The Horton will be the location for the first permanent exhibition dedicated to the fascinating history of Epsom’s cluster of five psychiatric hospitals, and the people who lived and worked there.

From ground-breaking music therapy and Horton’s world-renowned malaria laboratory to daily life and sports, visitors will be able to explore the unique experiences of patients, staff and the local community. Horton was a war hospital during both world wars, and the chapel played an important role.
Victorian Postcard Horton Chapel
This postcard was printed before the installation of the Great War memorial, now an impressive, restored architectural feature of The Horton.
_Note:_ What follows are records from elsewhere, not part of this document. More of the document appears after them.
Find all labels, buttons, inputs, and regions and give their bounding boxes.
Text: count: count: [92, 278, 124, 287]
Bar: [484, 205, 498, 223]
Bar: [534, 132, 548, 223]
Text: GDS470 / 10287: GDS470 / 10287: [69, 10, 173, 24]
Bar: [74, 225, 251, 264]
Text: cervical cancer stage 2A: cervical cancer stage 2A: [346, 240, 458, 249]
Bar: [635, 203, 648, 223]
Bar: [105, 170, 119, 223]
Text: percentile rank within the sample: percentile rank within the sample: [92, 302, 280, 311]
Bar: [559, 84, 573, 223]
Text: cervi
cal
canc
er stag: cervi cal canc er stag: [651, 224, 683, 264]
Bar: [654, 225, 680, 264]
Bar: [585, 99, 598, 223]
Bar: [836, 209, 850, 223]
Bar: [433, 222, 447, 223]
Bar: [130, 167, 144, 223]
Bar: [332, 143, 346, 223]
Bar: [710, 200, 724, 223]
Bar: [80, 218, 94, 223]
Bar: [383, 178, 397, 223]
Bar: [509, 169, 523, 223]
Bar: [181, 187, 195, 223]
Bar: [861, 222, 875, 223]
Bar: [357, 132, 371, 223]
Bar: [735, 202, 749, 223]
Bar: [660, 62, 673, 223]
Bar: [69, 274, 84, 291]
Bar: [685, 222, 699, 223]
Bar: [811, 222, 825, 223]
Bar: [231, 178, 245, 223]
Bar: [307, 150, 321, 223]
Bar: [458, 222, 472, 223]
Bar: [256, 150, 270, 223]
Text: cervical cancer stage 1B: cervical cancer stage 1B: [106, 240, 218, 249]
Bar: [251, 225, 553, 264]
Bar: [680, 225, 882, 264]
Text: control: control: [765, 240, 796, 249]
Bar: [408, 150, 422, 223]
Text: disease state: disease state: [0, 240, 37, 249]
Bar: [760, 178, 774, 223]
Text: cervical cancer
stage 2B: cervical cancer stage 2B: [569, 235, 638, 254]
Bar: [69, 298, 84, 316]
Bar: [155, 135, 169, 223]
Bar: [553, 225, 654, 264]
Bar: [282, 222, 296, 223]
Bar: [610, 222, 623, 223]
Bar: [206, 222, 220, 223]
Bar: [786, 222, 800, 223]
This exhibition only can only illuminate part of the story of the hospitals. Many experiences remain untold or only glimpsed in the accounts of others. The exhibition features oral histories recorded in 2017 through the Keeping Us In Mind project.

The small number of interviews with patients that were recorded are included but some did not want to relive a distressing time in their lives or still felt stigmatised by the experience.

The Horton team will continue to seek interviews with former patients and others connected with the hospitals, and to respect their wishes.

If you would like to share your own story, please do get in touch.

The Horton is expected to open in 2021. In the meantime, you can find out more by reading the blogs written by our volunteer heritage researchers or visiting Epsom & Ewell History Explorer website.

“The best thing that ever happened to me was being a patient at Long Grove. It made me aware of the fragility of life, the reality of mental health for everyone.”

Dan Jacobson, patient at Long Grove Adolescent Unit, 1980s

“You were literally taken away, removed from society, kept in a place. And if you didn’t speak up, you didn’t leave.”

Mike Ody, patient at West Park, 1970s
William Collins

“I was never sure if the wall was there to keep them in or us out.”